Page 105 of Say You'll Never Let Go
“I didn’t expect it to be so empty,” he says.
“What?”
“Everything. Everywhere. I guess I assumed the rotters would have taken over, but we hardly see any. Not that I want to see ‘em. It’s a good thing that it’s quiet. Fuck, I’m gonna jinx us, aren’t I?”
She shrugs with a shake of her head. “They were everywhere in the beginning. But like I said before, it’s really only the fast ones now, and they live in herds like those bison. We’re damn lucky we haven’t seen those yet. The slow ones have mostly disintegrated.”
Their chosen trailer has one strangely fresh but slow occupant that she takes care of with her knife before they begin searching for supplies.
“Hope there’s some clothes in here. Need to find you a jacket. Getting cold at night,” he grunts.
It doesn’t hold a jacket, but she finds another hoodie under the platform bed and several packages of ramen noodles in the cupboards. They’ll be eating good tonight.
“I’m gonna go check out that jeep in front. Be right back.”
He leaves her behind to see what’s under the drop cloth peaking out from the side of the trailer while she continues searching hidden storage compartments. What she doesn’t expect is the sound of an engine roaring to life with a rumbling purr. Nearly trips over herself to go out and look, finding Wade smiling ear to ear beside a Land Rover.

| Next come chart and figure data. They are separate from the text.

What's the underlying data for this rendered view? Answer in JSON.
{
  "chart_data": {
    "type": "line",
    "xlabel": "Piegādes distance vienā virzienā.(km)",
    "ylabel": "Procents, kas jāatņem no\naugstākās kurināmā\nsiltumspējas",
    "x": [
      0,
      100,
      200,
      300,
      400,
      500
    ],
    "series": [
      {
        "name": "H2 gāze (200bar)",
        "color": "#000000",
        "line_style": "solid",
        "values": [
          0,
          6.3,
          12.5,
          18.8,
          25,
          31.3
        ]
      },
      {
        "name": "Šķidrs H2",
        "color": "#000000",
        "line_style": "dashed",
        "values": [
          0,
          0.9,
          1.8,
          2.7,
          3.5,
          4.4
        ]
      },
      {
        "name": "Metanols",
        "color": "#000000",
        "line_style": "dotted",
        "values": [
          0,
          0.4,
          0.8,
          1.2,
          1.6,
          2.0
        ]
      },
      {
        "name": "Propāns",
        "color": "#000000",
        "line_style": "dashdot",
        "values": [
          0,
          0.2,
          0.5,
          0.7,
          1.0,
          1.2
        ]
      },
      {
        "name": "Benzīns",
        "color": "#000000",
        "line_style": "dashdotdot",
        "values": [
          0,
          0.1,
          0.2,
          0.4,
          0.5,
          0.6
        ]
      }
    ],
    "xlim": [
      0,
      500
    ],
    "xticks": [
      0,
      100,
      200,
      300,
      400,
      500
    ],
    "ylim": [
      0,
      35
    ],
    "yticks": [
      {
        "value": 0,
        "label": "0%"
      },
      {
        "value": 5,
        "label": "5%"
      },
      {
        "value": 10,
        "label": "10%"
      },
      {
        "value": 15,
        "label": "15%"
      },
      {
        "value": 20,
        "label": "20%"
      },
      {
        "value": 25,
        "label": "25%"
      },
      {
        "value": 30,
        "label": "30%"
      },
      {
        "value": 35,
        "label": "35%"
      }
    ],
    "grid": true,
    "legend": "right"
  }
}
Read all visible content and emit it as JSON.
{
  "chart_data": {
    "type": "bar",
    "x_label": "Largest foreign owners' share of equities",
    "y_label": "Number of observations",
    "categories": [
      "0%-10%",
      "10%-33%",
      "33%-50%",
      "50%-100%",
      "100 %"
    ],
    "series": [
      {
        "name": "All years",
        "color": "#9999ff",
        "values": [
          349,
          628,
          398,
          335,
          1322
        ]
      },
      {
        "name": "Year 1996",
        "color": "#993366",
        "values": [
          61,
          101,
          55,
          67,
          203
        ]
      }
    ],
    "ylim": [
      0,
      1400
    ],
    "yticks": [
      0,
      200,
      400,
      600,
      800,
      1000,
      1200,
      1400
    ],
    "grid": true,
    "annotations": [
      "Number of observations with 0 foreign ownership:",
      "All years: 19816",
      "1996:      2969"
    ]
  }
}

“Oh my god. That hasn’t happened in years. How is it even running?”
“Got no clue,” he grins. “Maybe whoever was here was maintaining it. Might have been…I dunno, making their own gas outta vegetable oils or whatever preppers use? That’s a thing, right?”
“I’m no prepper, but I suppose so.”
“It ain’t a jeep. It’s one of those expensive things. Built to last.”
They had a few select cars still running for emergencies in Paradise Falls, even if they prefer the horses now. She never thought to ask them exactly how they did it, though. They’ve learned how to keep them running, and apparently the owner of this trailer had those skills, too.
“What are you looking for?” she squints, watching him fuss near the floorboards until he holds up a CD.
“No label. Should we give it a shot?”
She nods, hoping it’s a good song and not something depressing.
He pops it into the player and for a moment there’s nothing but static, but then a sultry, deep voice feathers across the air mingling with the wildlife that’s begun to chatter for the night.
‘Come away with me’has probably graced a thousand weddings. Now it’s here with them, in the speaker of an old Land Rover in a deserted campground.
It’s getting darker by the second but they’re in the middle of nowhere, and she’s safe with him. She isn’t worried about what she can’t see when he’s clear in front of her, backlit by the headlights, reaching out a hand as if asking to dance.
It’s a joke. It has to be. Wade doesn’t dance. He would never ask. Maybe she’s hallucinating again.
“Are you gonna leave me hanging here? I’ll try not to step on your feet.”
It takes her a moment to realize he’s serious. In all her wildest fantasies, she never allowed herself to imagine anything so far out of reach. He’s doing that thing again, trying for her in a way that turns everything she thought she knew upside down. When her palm slips into his and he pulls her close, the uninhibited smile that overtakes her is all-consuming.
All their battles fall away for the time being. She’s not a fighter or a warrior or a runner. Right now, she’s just a woman dancing with a handsome man who’s managed to make her feel special when no one else ever could.
He spins her once, awkwardly holding his hand in the air while she twirls. This is thegoodkind of fairy tale, she thinks, letting out a delighted half-laugh as he tugs her back in.
“Sway with me,” she says, wrapping her arms around his neck. “It’s just a swaying hug. We’re getting pretty good at hugs.”
“Damn right we are.”
She hasn’t done this much either, only once at a wedding a million years ago. She’s rusty, but he’s not nearly as bad at it as he assumed he would be. They fit. The two of them always have. What’s unfamiliar is easy because she’s with him and they fall into a slow, simple rhythm under the last rays of golden light that fan across the plains.
Kara isn’t sure what comes over her. Later, she might look back and scold herself for taking such liberties, but her hand moves on its own and she’s powerless to stop it. Her touch roams the span of a wide shoulder and through the curve of his neck, over a stubbled cheek that warms her palm until the tip of her thumb feathers reverently across his lips.
What’s even more surprising than how she’s touching him is that he lets her, holding still as if mesmerized until she’s had her fill.